Page:The king's English (IA kingsenglish00fowlrich).pdf/125
Considering the circumstances, you may go.
Seeing that it was involuntary, he can hardly be blamed.
Roughly speaking, all men are liars.
Looking at it in a shortened perspective of time, those years of transition have the quality of a single consecutive occurrence.—H. G. Wells.
The Bill...will bring about, assuming that it meets with good fortune in the remaining stages of its passage through Parliament, a very useful reform.—Times.
Regarded as participles, these are incorrect. It is not you that consider, but I; not he that sees, but we; not men that roughly speak, but the moralist; not years that look, but philosophic historians; not the Bill that assumes, but the newspaper prophet.

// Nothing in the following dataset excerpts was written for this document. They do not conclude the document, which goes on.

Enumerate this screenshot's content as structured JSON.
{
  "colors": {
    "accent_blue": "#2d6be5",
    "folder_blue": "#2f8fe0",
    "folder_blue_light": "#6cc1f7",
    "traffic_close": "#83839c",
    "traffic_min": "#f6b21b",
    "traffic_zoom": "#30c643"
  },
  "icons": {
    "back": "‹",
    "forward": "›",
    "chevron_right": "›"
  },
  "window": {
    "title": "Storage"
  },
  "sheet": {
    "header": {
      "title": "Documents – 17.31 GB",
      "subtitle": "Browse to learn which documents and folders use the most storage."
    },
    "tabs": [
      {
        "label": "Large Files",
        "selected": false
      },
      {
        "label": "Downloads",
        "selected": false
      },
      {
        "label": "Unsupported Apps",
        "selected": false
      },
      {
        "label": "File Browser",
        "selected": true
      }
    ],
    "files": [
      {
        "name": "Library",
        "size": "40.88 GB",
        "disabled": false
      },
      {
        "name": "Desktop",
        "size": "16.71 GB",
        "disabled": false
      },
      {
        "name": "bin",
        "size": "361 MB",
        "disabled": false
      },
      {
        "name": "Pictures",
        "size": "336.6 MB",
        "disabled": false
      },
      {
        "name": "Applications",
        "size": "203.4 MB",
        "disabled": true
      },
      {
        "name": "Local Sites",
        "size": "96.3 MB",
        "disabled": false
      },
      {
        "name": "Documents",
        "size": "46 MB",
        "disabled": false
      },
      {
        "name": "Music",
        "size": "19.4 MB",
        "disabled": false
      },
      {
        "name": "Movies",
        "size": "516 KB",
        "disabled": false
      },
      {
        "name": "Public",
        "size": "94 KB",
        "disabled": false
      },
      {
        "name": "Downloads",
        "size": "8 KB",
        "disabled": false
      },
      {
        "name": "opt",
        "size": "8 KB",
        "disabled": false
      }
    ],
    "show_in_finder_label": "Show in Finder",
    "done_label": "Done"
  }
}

The development into prepositions, &c., is a natural one, however; the only question about any particular word of the kind is whether the vox populi has yet declared for it; when it has, there is no more to be said; but when it has not, the process should be resisted as long as possible, writers acting as a suspensive House of Lords; an instance will be found in 4.
Three quotations from Burke will show that he, like others of his time, felt himself more at liberty than most good writers would now feel themselves.
Founding the appeal on this basis, it was judged proper to lay before Parliament...—Burke.
Flattering themselves that their power is become necessary to the support of all order and government, everything which tends to the support of that power is sanctified.—Burke.
Having considered terror as producing an unnatural tension and certain violent emotions of the nerves; it easily follows.—Burke.
Similar constructions may be found on almost every page of Smollett.
2. Participles half justified by attachment to a pronoun implied in my, your, his, their. These are perhaps better avoided.
Having thus run through the causes of the sublime with reference to all the senses, my first observation will be found very nearly true.—Burke.